Habib Bank was sold to the Aga Khan Fund on January 4, 2004, for a bid of Rs 22.4 billion. This bid is allegedly less than the worth of the total existing assets of the bank which are reportedly calculated to be Rs 23.7 billion.
Consequently, two constitutional petitions were filed in the Supreme Court challenging the privatisation of the bank.
Dr Akhtar Hassan Khan, former secretary of the Planning Commission, challenged the privatisation under Article 184(3) of the Constitution through his counsel Muhammad Ikram Chaudhry.
On Tuesday, Dr Khan’s advocate told the bench that the respondents had not provided the information needed to calculate the actual worth of the bank.
Justice Chaudhry asked Attorney General of Pakistan Makhdoom Ali Khan to provide the requested information. This includes the Statement of Qualification at different stages by 19 bidders, statements of three qualified bidders, worksheet of Chartered Accountants AF Ferguson and Company on the reserved price of the bank and a copy of the agreement.
The Cabinet Committee on Privatisation, the Privatisation Commission, HBL and Aga Khan Fund were also served notices. The bench then adjourned the proceedings till a date to be fixed later.
The other petition was filed by the Watan Party. Barrister Zafarullah Khan moved the petition on behalf of the Watan Party.

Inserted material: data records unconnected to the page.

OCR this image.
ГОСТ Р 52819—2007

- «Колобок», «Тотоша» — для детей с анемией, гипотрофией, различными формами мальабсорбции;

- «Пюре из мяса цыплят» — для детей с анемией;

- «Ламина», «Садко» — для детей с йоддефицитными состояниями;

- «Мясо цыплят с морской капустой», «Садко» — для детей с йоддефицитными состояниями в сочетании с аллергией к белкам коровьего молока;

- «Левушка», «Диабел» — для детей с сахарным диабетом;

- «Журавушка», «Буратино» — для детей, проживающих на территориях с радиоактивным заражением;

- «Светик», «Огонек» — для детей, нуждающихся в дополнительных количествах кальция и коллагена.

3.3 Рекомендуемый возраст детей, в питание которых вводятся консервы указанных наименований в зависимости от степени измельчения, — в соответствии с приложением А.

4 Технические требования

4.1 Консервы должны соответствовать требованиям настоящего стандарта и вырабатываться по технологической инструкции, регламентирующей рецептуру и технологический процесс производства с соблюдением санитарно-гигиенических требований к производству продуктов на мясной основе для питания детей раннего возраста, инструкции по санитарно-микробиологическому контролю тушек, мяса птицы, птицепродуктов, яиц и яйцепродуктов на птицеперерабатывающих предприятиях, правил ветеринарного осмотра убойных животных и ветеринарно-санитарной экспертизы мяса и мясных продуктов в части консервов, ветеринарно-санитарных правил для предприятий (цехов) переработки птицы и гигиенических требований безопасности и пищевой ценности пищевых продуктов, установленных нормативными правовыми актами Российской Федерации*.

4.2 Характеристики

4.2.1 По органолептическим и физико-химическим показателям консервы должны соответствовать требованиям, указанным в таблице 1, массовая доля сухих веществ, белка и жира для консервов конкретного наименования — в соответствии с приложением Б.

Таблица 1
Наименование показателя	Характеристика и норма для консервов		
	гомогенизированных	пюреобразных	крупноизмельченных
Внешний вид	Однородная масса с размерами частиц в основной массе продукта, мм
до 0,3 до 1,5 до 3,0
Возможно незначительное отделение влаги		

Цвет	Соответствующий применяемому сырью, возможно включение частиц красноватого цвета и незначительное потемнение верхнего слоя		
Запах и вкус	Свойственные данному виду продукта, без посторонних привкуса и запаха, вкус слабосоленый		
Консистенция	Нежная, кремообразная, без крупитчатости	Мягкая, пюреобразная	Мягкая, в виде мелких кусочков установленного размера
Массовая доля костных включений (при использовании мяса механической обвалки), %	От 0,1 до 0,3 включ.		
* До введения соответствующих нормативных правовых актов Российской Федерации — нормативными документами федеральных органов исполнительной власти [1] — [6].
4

He asked the court to set aside the auction of HBL and issue directions to the Aga Khan Fund not to interfere in the bank’s affairs and management until the final adjudication of the matter by the Supreme Court.
He has maintained the sale of HBL was collusive and malafide because it was not transparent.
He said the privatisation of 51 percent of the bank’s shares at such a throwaway price would allegedly result in the enslavement of the people of Pakistan because HBL was one of the banks considered to be part of Pakistan’s economic growth.
He also maintained in his petition that a Canadian company once offered Rs 60 billion to a previous government to buy HBL, but the bid was turned down by the government.